Compare that to the top films 2010- Alice In Wonderland, $400 million of Avatar's gross, How To Train Your Dragon, Shutter Island, Clash of the Titans. None of these are exactly classics, but they all made more money than anything that dropped in 2012. Hell, weeks 3-17 of Avatar made more than the top four pre-Fast Five 2011 films.
So here's my groundbreaking hypothesis- if studios put films out that people want to see on a consistent basis, people will go to the movie theater on a consistent basis. If studios give up from January 5th through May 1st, audiences will stay home until May 2nd. THOR is looking like it's going to top out around $170 million. What do you want to bet that could've been more like $250 million had it dropped in early April with no real competition?

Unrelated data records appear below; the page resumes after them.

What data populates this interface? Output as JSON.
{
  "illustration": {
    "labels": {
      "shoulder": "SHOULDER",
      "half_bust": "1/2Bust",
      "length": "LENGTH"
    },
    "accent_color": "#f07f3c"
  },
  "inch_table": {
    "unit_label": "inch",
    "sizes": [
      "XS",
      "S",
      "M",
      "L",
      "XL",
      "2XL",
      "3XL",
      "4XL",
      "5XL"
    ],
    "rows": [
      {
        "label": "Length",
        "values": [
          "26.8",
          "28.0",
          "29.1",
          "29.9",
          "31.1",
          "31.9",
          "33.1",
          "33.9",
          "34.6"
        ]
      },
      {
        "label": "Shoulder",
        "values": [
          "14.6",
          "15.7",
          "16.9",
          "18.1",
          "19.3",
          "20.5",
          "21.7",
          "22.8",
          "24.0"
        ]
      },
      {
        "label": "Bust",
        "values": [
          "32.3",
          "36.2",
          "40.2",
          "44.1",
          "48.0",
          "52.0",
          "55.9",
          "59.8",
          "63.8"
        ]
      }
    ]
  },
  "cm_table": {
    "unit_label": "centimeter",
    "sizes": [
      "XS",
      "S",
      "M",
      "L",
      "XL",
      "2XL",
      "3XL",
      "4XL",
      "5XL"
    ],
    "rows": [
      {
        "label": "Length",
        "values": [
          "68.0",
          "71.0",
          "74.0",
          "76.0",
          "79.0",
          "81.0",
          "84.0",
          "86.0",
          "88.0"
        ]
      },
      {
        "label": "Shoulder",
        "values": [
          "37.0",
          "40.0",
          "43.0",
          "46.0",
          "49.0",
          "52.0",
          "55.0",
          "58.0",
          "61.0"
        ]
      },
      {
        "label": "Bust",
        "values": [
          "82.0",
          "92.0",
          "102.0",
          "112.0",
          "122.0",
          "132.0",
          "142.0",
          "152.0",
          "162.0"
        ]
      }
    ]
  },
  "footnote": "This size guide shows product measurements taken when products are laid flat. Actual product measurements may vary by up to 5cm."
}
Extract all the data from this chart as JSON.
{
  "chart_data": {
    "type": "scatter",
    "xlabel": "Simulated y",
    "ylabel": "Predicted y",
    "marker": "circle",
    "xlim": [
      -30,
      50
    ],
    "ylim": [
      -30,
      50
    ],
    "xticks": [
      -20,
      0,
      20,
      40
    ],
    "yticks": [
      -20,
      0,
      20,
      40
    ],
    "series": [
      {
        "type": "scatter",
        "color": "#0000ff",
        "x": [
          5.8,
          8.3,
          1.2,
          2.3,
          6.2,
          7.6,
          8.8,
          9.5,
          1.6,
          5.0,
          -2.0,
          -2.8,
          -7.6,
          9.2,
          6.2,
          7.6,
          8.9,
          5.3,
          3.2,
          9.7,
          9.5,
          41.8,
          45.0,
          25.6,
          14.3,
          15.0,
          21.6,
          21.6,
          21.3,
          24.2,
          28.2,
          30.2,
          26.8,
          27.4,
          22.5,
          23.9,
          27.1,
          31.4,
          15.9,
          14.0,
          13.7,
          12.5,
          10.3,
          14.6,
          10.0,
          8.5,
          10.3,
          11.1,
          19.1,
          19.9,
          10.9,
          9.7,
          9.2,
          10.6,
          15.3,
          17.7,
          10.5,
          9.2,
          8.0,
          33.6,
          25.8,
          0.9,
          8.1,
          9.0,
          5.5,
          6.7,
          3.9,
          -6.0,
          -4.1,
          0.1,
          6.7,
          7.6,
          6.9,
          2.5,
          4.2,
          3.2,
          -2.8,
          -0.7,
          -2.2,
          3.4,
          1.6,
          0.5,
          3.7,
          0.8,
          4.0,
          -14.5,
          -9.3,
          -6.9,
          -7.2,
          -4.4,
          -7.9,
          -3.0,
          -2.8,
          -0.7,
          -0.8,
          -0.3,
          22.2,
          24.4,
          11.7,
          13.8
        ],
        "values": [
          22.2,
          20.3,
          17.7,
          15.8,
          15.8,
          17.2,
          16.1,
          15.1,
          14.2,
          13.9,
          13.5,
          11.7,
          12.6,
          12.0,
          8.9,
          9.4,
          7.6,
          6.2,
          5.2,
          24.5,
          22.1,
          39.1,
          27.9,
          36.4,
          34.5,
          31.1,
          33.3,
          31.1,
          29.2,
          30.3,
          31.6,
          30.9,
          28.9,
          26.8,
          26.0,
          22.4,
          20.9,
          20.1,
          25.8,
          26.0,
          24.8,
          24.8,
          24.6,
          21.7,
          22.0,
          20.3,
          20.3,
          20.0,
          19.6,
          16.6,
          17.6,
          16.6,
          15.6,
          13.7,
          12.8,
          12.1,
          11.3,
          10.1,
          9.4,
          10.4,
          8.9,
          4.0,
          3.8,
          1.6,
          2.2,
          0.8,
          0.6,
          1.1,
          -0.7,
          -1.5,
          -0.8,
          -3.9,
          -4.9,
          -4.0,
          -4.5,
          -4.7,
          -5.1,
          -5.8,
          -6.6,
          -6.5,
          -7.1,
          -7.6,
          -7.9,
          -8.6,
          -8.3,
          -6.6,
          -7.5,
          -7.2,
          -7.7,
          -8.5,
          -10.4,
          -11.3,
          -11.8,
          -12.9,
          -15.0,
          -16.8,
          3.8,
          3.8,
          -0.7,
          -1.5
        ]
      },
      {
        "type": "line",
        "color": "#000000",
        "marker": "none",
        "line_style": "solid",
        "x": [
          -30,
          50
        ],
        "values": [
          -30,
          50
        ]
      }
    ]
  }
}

Is attendance down? It is. The recession and 9% unemployment doesn't help matters, and neither do $15 tickets for 3-D movies nobody really wants to see in 3-D. And every time someone goes to the theater, watches a film that looks like it's projected with a goddamn flashlight, and writes an article about it, that doesn't exactly help the cause. But a weekend like this proves that people will go plunk down their $10 if there's something they feel is going to be worth it.
Our prescription remains the same: make better movies, don't release them all in a ten week timeframe, make sure theaters do a better job showing them, and audiences will continue to line up.